Tuesday, 9 April 2013

Doctor Who: The Bells of Saint John (Episode Review)

So Doctor Who is back after a less than stellar first half of a series. Combined with an exceptionally bad Christmas special which turned Yog-Sothoth into a joke, by retconning him into psychic snow, things did not look promising. Especially with Steven Moffat’s declining quality in writing and growing flaws in many scripts and overarching plots of late. Surprisingly though, The Bells of Saint John is actually fairly decent.

Following up on the events of The Snowmen, the episode opens up with the Doctor trying to find out the mystery on how he has seen someone die twice. Both semi-companions Oswin and Clara were humans the Doctor witnessed die in completely different eras, thousands of years apart, but were exactly the same person. Combined with certain repeated sentences there is some hint of something going on in her past. Even as the Doctor tracks down another incarnation of Clara, this time in modern day England after she somehow contacts the TARDIS directly, he is forced to put his questions on hold.

People have been disappearing. People who have had their souls dragged from their bodies and downloaded into a data system. All replaced by an artificial control of sorts. Why is unknown, but with billions at risk and the number growing higher with every passing hour, the Doctor must move fast to avert the loss of millions.
Perhaps the most notable thing of the episode is that it actually makes Clara into her own character. Previous episodes The Snowmen and Asylum of the Daleks both drew criticism from her portrayal. Not so much from actress Jenna-Louise Coleman but for the way she was written by Moffat. Nearly all of her lines and attitude made her feel indistinguishable from Amy or River and events simply happened without reason for her benefit. In this episode while she retains traces of the attitudes the characters displayed she is far more of an individual. This time with a more distinguishable background and severely toned down arrogance, supreme self-confidence and cockiness. While she still has some way to go as a character she feels like more than just a rehash of someone we’ve seen before.

The action and villains of the episode are also a huge improvement over The Snowmen. For starters they actually have henchmen who are a genuine threat. Appearing in the form of mobile robotic transmitters, the individuals who have been abducted and their minds replaced. The latter are mostly used to prove a point but they feel like they have some actual power to back up their words. Furthermore Miss Kizlet, played by Celia Imire, proves to be a much more effective villain than the mono-expressioned Richard E. Grant. For starters displaying some actual emotion and being core to the plot despite mostly acting as a number two for someone else.

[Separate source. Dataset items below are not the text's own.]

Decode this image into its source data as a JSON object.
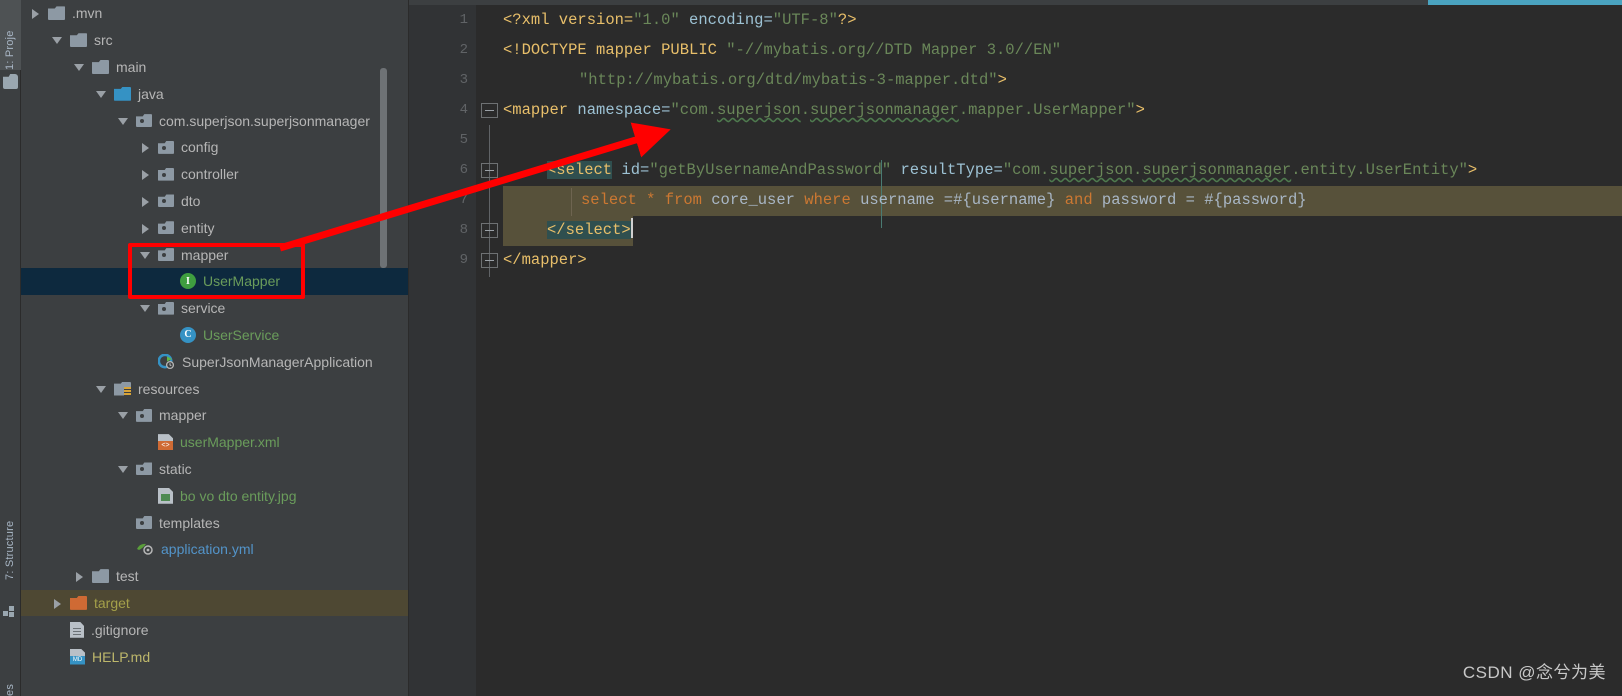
{
  "tool_strip": {
    "project_label": "1: Proje",
    "structure_label": "7: Structure",
    "favorites_label": "es",
    "folder_icon": "folder-icon",
    "grid_icon": "grid-icon"
  },
  "sidebar": {
    "items": [
      {
        "indent": 0,
        "twisty": "right",
        "icon": "folder",
        "label": ".mvn",
        "color": "c-grey",
        "row": ""
      },
      {
        "indent": 1,
        "twisty": "down",
        "icon": "folder",
        "label": "src",
        "color": "c-grey",
        "row": ""
      },
      {
        "indent": 2,
        "twisty": "down",
        "icon": "folder",
        "label": "main",
        "color": "c-grey",
        "row": ""
      },
      {
        "indent": 3,
        "twisty": "down",
        "icon": "folder-src",
        "label": "java",
        "color": "c-grey",
        "row": ""
      },
      {
        "indent": 4,
        "twisty": "down",
        "icon": "pkg",
        "label": "com.superjson.superjsonmanager",
        "color": "c-grey",
        "row": ""
      },
      {
        "indent": 5,
        "twisty": "right",
        "icon": "pkg",
        "label": "config",
        "color": "c-grey",
        "row": ""
      },
      {
        "indent": 5,
        "twisty": "right",
        "icon": "pkg",
        "label": "controller",
        "color": "c-grey",
        "row": ""
      },
      {
        "indent": 5,
        "twisty": "right",
        "icon": "pkg",
        "label": "dto",
        "color": "c-grey",
        "row": ""
      },
      {
        "indent": 5,
        "twisty": "right",
        "icon": "pkg",
        "label": "entity",
        "color": "c-grey",
        "row": ""
      },
      {
        "indent": 5,
        "twisty": "down",
        "icon": "pkg",
        "label": "mapper",
        "color": "c-grey",
        "row": ""
      },
      {
        "indent": 6,
        "twisty": "none",
        "icon": "iface",
        "label": "UserMapper",
        "color": "c-green",
        "row": "sel-blue"
      },
      {
        "indent": 5,
        "twisty": "down",
        "icon": "pkg",
        "label": "service",
        "color": "c-grey",
        "row": ""
      },
      {
        "indent": 6,
        "twisty": "none",
        "icon": "class",
        "label": "UserService",
        "color": "c-green",
        "row": ""
      },
      {
        "indent": 5,
        "twisty": "none",
        "icon": "spring",
        "label": "SuperJsonManagerApplication",
        "color": "c-grey",
        "row": ""
      },
      {
        "indent": 3,
        "twisty": "down",
        "icon": "res",
        "label": "resources",
        "color": "c-grey",
        "row": ""
      },
      {
        "indent": 4,
        "twisty": "down",
        "icon": "pkg",
        "label": "mapper",
        "color": "c-grey",
        "row": ""
      },
      {
        "indent": 5,
        "twisty": "none",
        "icon": "xml",
        "label": "userMapper.xml",
        "color": "c-green",
        "row": ""
      },
      {
        "indent": 4,
        "twisty": "down",
        "icon": "pkg",
        "label": "static",
        "color": "c-grey",
        "row": ""
      },
      {
        "indent": 5,
        "twisty": "none",
        "icon": "img",
        "label": "bo vo dto entity.jpg",
        "color": "c-green",
        "row": ""
      },
      {
        "indent": 4,
        "twisty": "none",
        "icon": "pkg",
        "label": "templates",
        "color": "c-grey",
        "row": ""
      },
      {
        "indent": 4,
        "twisty": "none",
        "icon": "yml",
        "label": "application.yml",
        "color": "c-blue",
        "row": ""
      },
      {
        "indent": 2,
        "twisty": "right",
        "icon": "folder",
        "label": "test",
        "color": "c-grey",
        "row": ""
      },
      {
        "indent": 1,
        "twisty": "right",
        "icon": "folder-target",
        "label": "target",
        "color": "c-tgt",
        "row": "sel-olive"
      },
      {
        "indent": 1,
        "twisty": "none",
        "icon": "file",
        "label": ".gitignore",
        "color": "c-grey",
        "row": ""
      },
      {
        "indent": 1,
        "twisty": "none",
        "icon": "md",
        "label": "HELP.md",
        "color": "c-olive",
        "row": ""
      }
    ]
  },
  "editor": {
    "line_numbers": [
      "1",
      "2",
      "3",
      "4",
      "5",
      "6",
      "7",
      "8",
      "9"
    ],
    "code": {
      "l1_a": "<?xml version=",
      "l1_b": "\"1.0\"",
      "l1_c": " encoding=",
      "l1_d": "\"UTF-8\"",
      "l1_e": "?>",
      "l2_a": "<!DOCTYPE mapper PUBLIC ",
      "l2_b": "\"-//mybatis.org//DTD Mapper 3.0//EN\"",
      "l3_a": "\"http://mybatis.org/dtd/mybatis-3-mapper.dtd\"",
      "l3_b": ">",
      "l4_a": "<mapper",
      "l4_b": " namespace=",
      "l4_c": "\"com.",
      "l4_d": "superjson",
      "l4_e": ".",
      "l4_f": "superjsonmanager",
      "l4_g": ".mapper.UserMapper\"",
      "l4_h": ">",
      "l6_a": "<select",
      "l6_b": " id=",
      "l6_c": "\"getByUsernameAndPassword\"",
      "l6_d": " resultType=",
      "l6_e": "\"com.",
      "l6_f": "superjson",
      "l6_g": ".",
      "l6_h": "superjsonmanager",
      "l6_i": ".entity.UserEntity\"",
      "l6_j": ">",
      "l7_a": "select",
      "l7_b": " * ",
      "l7_c": "from",
      "l7_d": " core_user ",
      "l7_e": "where",
      "l7_f": " username =#{username} ",
      "l7_g": "and",
      "l7_h": " password = #{password}",
      "l8_a": "</select>",
      "l9_a": "</mapper>"
    },
    "scrollbar": {
      "accent_color": "#4aa3c0"
    }
  },
  "annotation": {
    "highlight_box_name": "red-rectangle-around-usermapper",
    "arrow_name": "red-arrow-pointing-to-select-tag",
    "color": "#ff0000"
  },
  "watermark": {
    "text": "CSDN @念兮为美"
  }
}
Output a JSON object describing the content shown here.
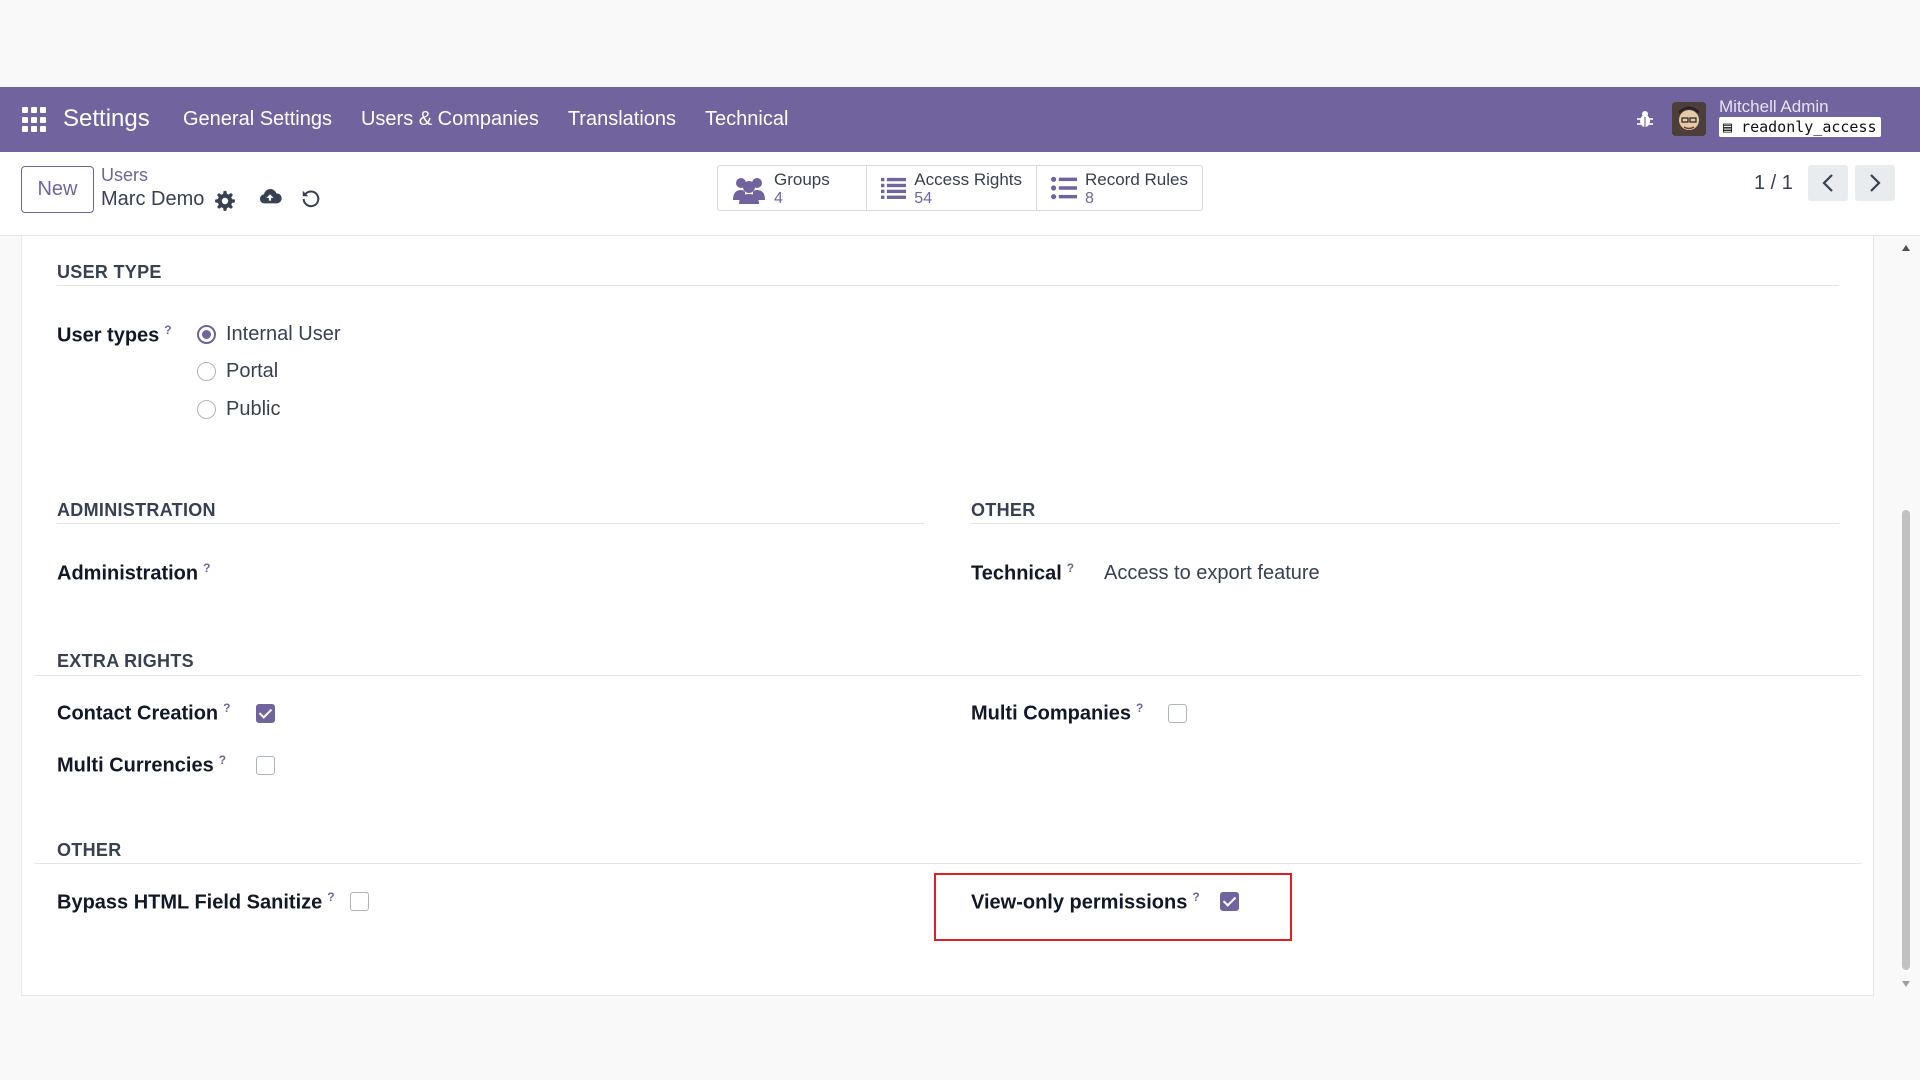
{
  "navbar": {
    "app_name": "Settings",
    "menu": [
      "General Settings",
      "Users & Companies",
      "Translations",
      "Technical"
    ],
    "user_name": "Mitchell Admin",
    "database": "readonly_access",
    "color": "#71639e"
  },
  "control_panel": {
    "new_label": "New",
    "breadcrumb_parent": "Users",
    "breadcrumb_current": "Marc Demo",
    "smart_buttons": [
      {
        "label": "Groups",
        "count": "4",
        "icon": "users-icon"
      },
      {
        "label": "Access Rights",
        "count": "54",
        "icon": "list-icon"
      },
      {
        "label": "Record Rules",
        "count": "8",
        "icon": "list-icon"
      }
    ],
    "pager": "1 / 1"
  },
  "form": {
    "user_type": {
      "title": "USER TYPE",
      "label": "User types",
      "help": "?",
      "options": [
        "Internal User",
        "Portal",
        "Public"
      ],
      "selected": "Internal User"
    },
    "administration": {
      "title": "ADMINISTRATION",
      "label": "Administration",
      "help": "?"
    },
    "other_top": {
      "title": "OTHER",
      "label": "Technical",
      "help": "?",
      "value": "Access to export feature"
    },
    "extra_rights": {
      "title": "EXTRA RIGHTS",
      "contact_creation": {
        "label": "Contact Creation",
        "help": "?",
        "checked": true
      },
      "multi_currencies": {
        "label": "Multi Currencies",
        "help": "?",
        "checked": false
      },
      "multi_companies": {
        "label": "Multi Companies",
        "help": "?",
        "checked": false
      }
    },
    "other_bottom": {
      "title": "OTHER",
      "bypass_html": {
        "label": "Bypass HTML Field Sanitize",
        "help": "?",
        "checked": false
      },
      "view_only": {
        "label": "View-only permissions",
        "help": "?",
        "checked": true
      }
    }
  }
}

The action within the script itself also feels fairly well paced. Unlike a lot of Moffat scripts which try to rush through everything, the episode never feels like it’s dragging but nor does it move at ludicrous speed. Furthermore there are some well-placed quiet moments which help to balance out the action. Most of which are important as they help to make the audience actually give a damn about Clara. Also to clearly introduce things to be used later on, not have them pulled out of backsides. Okay, except for one occasion but it’s so insanely awesome it’s forgivable.

For all this though the episode does have problems, but minor ones. The standout example is what the Doctor was actually doing in the opening. Despite supposedly looking for Clara again, he’s in 1207 sitting in a chapel painting pictures. Being a very less than active person despite the whole setup we were given previously. Furthermore the actual title of the episode feels fairly out of place. Like something thought up at the last second. It’s barely relevant to the plot and doesn’t represent the story very well.

Furthermore the elements shown are very inconsistent at times. For example the villain is shown to be very smart, powerful and have dominance over electronics and even people’s minds. Yet at the same time it needs to cause a blackout to show a plane where to crash rather than radio guidance or similar less noticeable methods.

Also people keep asking “Doctor who?” It wasn’t funny or meaningful the first time, let the damn joke die.

Overall this was very much a return to form after what we’ve had over the last dozen or so episodes and is much stronger than most of the series up to now. To anyone who has become jaded with the series, take a look at this one at least to know what Doctor Who is still capable of.


Doctor Who and all related characters and media are owned by the British Broadcasting Corporation.